This is a darn good opinion by Judge Langhorne (sitting by designation from Napa County). Well done.
Kimiko Wilson gets convicted of murder and sentenced to life in prison. He might have been the actual shooter, or, perhaps, a different guy named Rauls might have been the shooter and Wilson merely guilty as a major participant aider and abettor; the prosecution argued both theories at trial. What we know is that the jury (1) found Wilson guilty of murder, and (2) was hung -- and hence didn't reach a verdict -- on the personal use enhancement. Which pretty much by definition means that everyone on the jury thought that Wilson was guilty, but some of 'em thought he was the actual shooter and some of 'em didn't. But that didn't matter given aider and abettor liability at the time.
Fast forward to the present day. Now it does matter. Because people who (in situations like this) are not the actual shooter can file a petition to be potentially resentenced.
So Mr. Wilson files precisely such a petition. But the trial court says, sorry, you were the actual shooter, beyond a reasonable doubt, so you're not eligible for relief.
At which point Mr. Wilson's lawyer says: "Hold on. Clearly the jury didn't think that, because they were hung on the personal use enhancement. You can't find something true beyond a reasonable doubt that conflicts with what the jury found. Precedent."
But Judge Langhorne is right. It'd be one thing if the jury found the personal use enhancement not true. A judge in a subsequent resentencing petition couldn't disagree and conclude otherwise. But that's not what the jury here found. It instead found nothing. It was hung. Some thought one way, some another.
That's not issue preclusion.
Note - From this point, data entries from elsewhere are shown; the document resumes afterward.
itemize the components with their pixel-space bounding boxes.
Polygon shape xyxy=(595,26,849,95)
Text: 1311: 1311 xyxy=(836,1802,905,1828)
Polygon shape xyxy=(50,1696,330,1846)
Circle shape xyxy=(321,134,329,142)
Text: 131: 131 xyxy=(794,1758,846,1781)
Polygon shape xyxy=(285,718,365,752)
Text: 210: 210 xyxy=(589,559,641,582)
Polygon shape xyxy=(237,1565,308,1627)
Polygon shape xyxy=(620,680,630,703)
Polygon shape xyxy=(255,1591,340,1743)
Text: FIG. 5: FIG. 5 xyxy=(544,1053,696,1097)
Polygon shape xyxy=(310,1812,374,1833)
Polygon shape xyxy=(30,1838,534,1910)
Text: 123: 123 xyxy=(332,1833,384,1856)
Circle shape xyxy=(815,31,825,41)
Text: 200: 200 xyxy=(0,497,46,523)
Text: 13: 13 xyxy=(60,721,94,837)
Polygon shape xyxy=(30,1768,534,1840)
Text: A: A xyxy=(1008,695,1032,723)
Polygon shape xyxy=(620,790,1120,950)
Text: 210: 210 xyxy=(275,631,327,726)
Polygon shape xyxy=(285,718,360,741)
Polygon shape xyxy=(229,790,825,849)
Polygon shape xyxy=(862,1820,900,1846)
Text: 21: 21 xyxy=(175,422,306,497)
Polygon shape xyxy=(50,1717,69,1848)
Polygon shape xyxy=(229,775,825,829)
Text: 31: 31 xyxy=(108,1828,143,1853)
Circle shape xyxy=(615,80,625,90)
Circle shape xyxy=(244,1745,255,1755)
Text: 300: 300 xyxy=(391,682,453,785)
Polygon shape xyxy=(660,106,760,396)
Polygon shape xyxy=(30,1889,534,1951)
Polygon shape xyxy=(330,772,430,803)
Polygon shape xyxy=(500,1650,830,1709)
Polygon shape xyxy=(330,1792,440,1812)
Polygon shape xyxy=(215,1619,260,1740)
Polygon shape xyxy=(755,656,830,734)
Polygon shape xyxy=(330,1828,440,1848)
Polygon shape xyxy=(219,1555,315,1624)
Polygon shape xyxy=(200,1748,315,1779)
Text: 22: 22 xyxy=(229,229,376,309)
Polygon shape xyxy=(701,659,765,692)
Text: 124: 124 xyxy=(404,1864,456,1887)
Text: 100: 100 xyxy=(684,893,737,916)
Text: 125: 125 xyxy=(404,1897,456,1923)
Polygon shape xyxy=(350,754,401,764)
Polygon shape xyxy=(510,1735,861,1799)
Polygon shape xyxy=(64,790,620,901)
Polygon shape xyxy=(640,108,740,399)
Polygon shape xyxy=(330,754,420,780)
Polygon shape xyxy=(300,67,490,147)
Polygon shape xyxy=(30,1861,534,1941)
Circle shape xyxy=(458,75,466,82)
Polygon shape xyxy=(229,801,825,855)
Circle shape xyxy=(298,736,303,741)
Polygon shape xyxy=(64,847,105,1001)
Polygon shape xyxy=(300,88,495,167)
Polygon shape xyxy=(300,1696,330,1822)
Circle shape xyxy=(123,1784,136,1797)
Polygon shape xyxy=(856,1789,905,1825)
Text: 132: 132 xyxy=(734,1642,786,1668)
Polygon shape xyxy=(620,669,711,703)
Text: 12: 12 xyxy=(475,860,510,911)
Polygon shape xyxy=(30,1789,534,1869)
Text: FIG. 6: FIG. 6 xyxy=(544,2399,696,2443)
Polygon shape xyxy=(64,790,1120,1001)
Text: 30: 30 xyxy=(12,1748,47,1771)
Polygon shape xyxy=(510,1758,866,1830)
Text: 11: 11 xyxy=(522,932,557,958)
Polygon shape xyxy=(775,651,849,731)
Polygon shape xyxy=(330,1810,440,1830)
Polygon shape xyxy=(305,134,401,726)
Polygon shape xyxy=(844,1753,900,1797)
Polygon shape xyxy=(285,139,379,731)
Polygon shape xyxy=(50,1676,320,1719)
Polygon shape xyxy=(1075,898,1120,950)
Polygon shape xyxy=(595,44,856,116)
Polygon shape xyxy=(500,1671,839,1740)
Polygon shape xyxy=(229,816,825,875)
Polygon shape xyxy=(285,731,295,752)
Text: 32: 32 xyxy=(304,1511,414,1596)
A term that Judge Langhorne doesn't apply, but is essentially the relevant doctrine. When the jury doesn't decide something, then there's no binding finding, so the court can decide on its own.
Which is precisely what the trial judge did here. She reviewed the evidence and concluded, beyond a reasonable doubt, that Mr. Wilson was the actual shooter. End of story. As long as that finding has some substantial evidence behind it -- and it clearly does -- no reversal on appeal. No resentencing.
Totally right.
What struck me most about the case, however, was that, here, the trial judge on the resentencing petition was the original judge at Mr. Wilson's trial. Which, of course, makes sense. She was already at the trial and heard all the witnesses testify, and probably has a super good recollection of the thing. She's in a great position to decide whether Mr. Wilson was, in fact, the actual shooter. And her findings about credibility and the like are, quite rightly, given tons of deference on appeal.
That's great when the original trial judge is still around. But what do you do when the original judge has retired, or died, or otherwise unavailable? That's a toughie. Because, at that point, its not enough for the judge to merely review the trial transcript and the like. Sure, that'll set for the various evidence as well as the competing positions of the parties, and sometimes that'll perhaps be enough; e.g., if everyone at the trial agreed on what happened and the only issue was one of, say, mistaken identity.
But in cases like this one, that wasn't the fight. There was some testimony at trial that Wilson was the shooter, and contrary testimony that Rauls was the shooter. Simply reading the transcript doesn't enable a judge to decide who's telling the truth, or which side is right. For that, you'll need live evidence and live witnesses. Some of whom, in the interim, may have died, become unavailable, forgotten stuff, etc.
What do you do then? The alternatives there are a trial on the papers (totally lame) or a trial based upon the tiny smidgeon of live evidence still available (also totally lame).
In short, how are we supposed to get accurate findings when the original trial judge isn't available, or (God forbid) has largely forgotten the whole thing?
Seems tough.
Not at issue here, of course. Happily, here, the trial judge is still alive.
Still. Other cases: Not so easy. At all.